Il y en a qui ne font vraiment aucun effort. Et je ne parle pas seulement des gens de l’EDF ou de l’ERDF. Parce que bon d’accord, nous sommes dimanche et alors ? Ça fait désormais deux jours pleins que le patron, il n’a plus d’électricité chez lui, en plein cœur de la ville, à Bordeaux, à cent mètres de la mairie et on ne peut décemment pas dire que c’est un coin paumé dans une cambrousse reculée, ah ben non, sinon, ça se saurait. Bordeaux, c’est quand même une assez grosse ville, une grosse agglomération, ce n’est pas un village perdu dans la jungle. Et je n’imagine pas Juppé habillé d’un pagne, dans sa mairie et sautant dans les arbres pour se déplacer. En plus, nous sommes au vingt-et-unième siècle. Tout ça, ça me fait penser que rien ne tourne plus vraiment rond et qu’il n’y a plus de saison, ma bonne dame.

Quand on subit une panne d’électricité, que ce soit à la campagne ou en ville, c’est extrêmement désagréable. Tout fonctionne avec du courant et les embarras consécutifs à ces pannes sont légion. Tiens pour ne parler que du patron, par exemple, déjà, il n’a plus aucun moyen de communication : ni téléphone (il faut le recharger tous les jours, quasiment, l’iPhone !), plus d’Internet, plus de téléphone fixe vu que ça fait partie d’une offre groupée chez Orange – le problème d’avoir tous les œufs dans le même panier.
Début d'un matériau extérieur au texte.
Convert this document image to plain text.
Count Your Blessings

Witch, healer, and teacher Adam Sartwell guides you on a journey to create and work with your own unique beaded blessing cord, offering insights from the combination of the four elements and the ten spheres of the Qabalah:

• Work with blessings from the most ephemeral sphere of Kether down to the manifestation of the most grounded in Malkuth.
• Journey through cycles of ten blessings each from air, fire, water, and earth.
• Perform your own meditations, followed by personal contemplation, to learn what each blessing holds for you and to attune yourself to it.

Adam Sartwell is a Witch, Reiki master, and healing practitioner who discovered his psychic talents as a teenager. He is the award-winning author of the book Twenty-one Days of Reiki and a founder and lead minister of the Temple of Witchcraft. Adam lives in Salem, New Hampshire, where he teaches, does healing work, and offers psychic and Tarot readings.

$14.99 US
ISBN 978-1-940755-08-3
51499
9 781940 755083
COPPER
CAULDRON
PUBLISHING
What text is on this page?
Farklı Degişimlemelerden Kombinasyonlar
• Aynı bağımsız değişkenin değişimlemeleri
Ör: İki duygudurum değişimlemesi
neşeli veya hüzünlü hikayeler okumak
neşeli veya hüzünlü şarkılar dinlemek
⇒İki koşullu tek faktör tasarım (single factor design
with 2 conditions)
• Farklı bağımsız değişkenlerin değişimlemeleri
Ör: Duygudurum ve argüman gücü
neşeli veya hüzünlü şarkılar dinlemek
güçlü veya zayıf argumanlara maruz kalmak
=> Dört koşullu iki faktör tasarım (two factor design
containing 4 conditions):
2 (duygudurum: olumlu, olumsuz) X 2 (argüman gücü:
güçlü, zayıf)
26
Il n’y plus non plus de sonnette pour avertir qu’on vient le voir. Tiens, par exemple, les gens de l’EDF, s’ils voulaient venir avertir de quelque chose, au pire, qu’ils n’ont toujours pas de délai pour le rétablissement du jus. Au mieux, pour dire que dans une heure, ce sera fait. Au revoir, pardon pour le dérangement occasionné et bonne fin de week-end. Tu parles, Charles.

Ajouté à ces déboires incommodants, il y a la perte de ce qu’il y avait dans le congélateur et dans le réfrigérateur. Et ça, en période de gens qui n’ont pas de  quoi manger tous les jours, ça fait un peu braire. Ensuite, bon, le patron il a pu se permettre d’avoir des stores électriques pour toutes ses baies vitrées et bien, comme les stores étaient baissés pendant la nuit de l’orage, ils le sont restés et ça accentue le fait de ne pas voir dans sa maison. Et il y a aussi le bassin avec les poissons, le moteur ne tourne plus et les poissons en sont bouche bée. Si ça se trouve, ils ne vont jamais s’en remettre. Les pauvres, l’eau ne circule plus d’un bassin à l’autre et donc, je suppose que l’oxygénation ne se fait plus comme elle le devrait.

À côté de chez le patron, il y a Maxence, le restaurant sympathique et plutôt bon, surtout le midi parce que le midi, c’est plat du jour dans un menu qui offre un excellent rapport qualité-prix mais le soir, tu paies le double et ce n’est pas meilleur. Bref, Maxence, il n’a pas pu ouvrir samedi midi. Au bout de deux jours, il a dû jeter toutes ses réserves, celles qui étaient dans les frigos, congélos et autres chambres froides plus très froides. Et demain, il ne sait pas s’il pourra ouvrir, il ne sait pas s’il doit prévoir des achats, bref, il est dans l’expectative et il subit une perte d’exploitation qui, encore une fois, en plein centre-ville semble plus inacceptable de nos jours que si c’était au sommet d’une piste de ski en pleine montagne, là où c’est difficile de venir réparer.

Donc, le patron, il a fini par abdiquer et il est parti pour ne plus avoir à subir tout ça. Et moi, moi, dans mon immeuble, d’une cinquantaine d’appartements, samedi matin, juste après le gros de l’orage, j’ai pu prendre ma douche à 3h10 de la nuit, prendre l’ascenseur à 3h30 et en revenant, vers midi, plus d’ascenseur et plus d’eau chaude. Et là, nous sommes dimanche soir et rien n’est rétabli non plus chez nous. Je suis à deux cents mètres de la mairie, moi. Donc, toujours pas en zone reculée. Eh bien, on prend son mal en patience. Le pire, c’est que dans l’après-midi, en revenant de déjeuner, on n’avait plus d’électricité dans l’escalier non plus. J’en ai un peu marre de ne plus pouvoir prendre de douche autrement que froide, de ne plus pouvoir faire de vaisselle normalement et de ne plus avoir de jus. Vivement le retour au silex, au boulier et aux signaux de fumée, tiens.